さて5月10日付ニューヨーク・タイムズ紙は、ビンラディンの成人した息子たち4人がオバマ大統領に宛てた抗議声明を掲載した。その内容は、米国が犯した「武器を持たない人間を殺し、家族を銃撃し、遺体を海に沈めるといった基本的人権の侵害に抗議する」というものだ。声明はさらに「われわれの父親の裁判を通じて、真実が世界の人民の前に明らかにされる機会を封じたのはなぜか」と問いかけ、サダム・フセインやスロボダン・ミロシェビッチ(元セルビア大統領)が裁判を受けたのに、ビンラディンだけが「暗殺されたことは、国際法が侵害されただけでなく、推定無罪の原則と公正な裁判を受ける権利が無視されたことを意味する」と述べている。
この声明は4番目の息子オマル・ビンラディン(30)が取りまとめ、彼だけが名前を出ししている。このオマルは1999年までアフガニスタンで父親と同居していたが、18歳の時生母とともに父親と別居した。その後、米国などイスラムの敵と戦うには暴力以外にないとする父親のイデオロギーに反発、アメリカの女流作家ジーン・サッソンさんの勧めで、父親の思想を批判する自叙伝を米国で出版したという人物だという。
父親の主唱するテロリズムを批判しながら、一方でオバマ政権の父親殺害に公然と異を唱えるオマル・ビンラディンに、良識ある米国市民はどう反応するだろうか。われわれ日本人としても、山本五十六とウサマ・ビンラディンを同列に扱うアメリカ人の感覚には首をかしげざるを得ない。ビンラディン裁判を通じて、いまだに謎の多い「9・11事件」の真実が解明される機会はなくなってしまった。
一連の経緯を振り返ってみると、アメリカ人の心理の中でリンチ(私刑)の横行した西部劇・カウボーイ時代がよみがえったかと思わせるものがある。
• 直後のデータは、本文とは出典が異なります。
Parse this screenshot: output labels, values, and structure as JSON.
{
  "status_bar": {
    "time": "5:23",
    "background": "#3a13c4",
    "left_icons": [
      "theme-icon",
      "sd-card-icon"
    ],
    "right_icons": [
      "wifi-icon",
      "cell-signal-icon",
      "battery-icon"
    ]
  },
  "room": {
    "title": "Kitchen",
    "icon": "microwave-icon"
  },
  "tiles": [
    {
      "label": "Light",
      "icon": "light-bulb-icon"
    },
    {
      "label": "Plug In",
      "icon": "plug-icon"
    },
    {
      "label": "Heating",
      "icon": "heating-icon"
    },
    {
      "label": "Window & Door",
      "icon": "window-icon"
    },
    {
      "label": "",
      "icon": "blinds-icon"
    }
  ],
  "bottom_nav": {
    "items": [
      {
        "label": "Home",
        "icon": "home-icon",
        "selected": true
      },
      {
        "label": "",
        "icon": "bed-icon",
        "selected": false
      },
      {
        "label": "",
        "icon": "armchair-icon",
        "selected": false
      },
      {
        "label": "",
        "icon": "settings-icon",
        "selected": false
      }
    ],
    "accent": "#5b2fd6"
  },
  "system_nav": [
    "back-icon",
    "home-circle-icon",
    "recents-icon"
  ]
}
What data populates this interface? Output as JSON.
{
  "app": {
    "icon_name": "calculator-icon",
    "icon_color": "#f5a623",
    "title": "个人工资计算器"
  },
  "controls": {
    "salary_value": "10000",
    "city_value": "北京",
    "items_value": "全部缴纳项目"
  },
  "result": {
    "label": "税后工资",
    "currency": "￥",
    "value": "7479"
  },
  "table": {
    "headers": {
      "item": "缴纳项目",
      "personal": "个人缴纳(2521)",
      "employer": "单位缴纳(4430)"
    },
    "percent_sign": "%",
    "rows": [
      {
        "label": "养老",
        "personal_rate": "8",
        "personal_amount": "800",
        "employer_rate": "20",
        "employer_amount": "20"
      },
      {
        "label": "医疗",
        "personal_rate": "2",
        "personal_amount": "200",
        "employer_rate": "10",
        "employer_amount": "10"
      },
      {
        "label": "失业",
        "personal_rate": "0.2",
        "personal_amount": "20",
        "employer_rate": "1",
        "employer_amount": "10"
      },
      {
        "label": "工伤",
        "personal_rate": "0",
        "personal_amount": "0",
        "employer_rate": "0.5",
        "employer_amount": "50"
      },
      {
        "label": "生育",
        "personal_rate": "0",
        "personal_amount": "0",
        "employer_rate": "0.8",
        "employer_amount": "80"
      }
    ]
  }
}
アメリカは近代文明を築いてきた先進国のリーダーだと思ってきたが、「9.11」からこのかたアフガン戦争、イラク戦争からビンラディン殺害まで、事あるごとに武器を振り回してきた10年間の顛末を考えてみると、どうもアメリカ人の辞書には「自省」という言葉がないのではないかと思えてくる。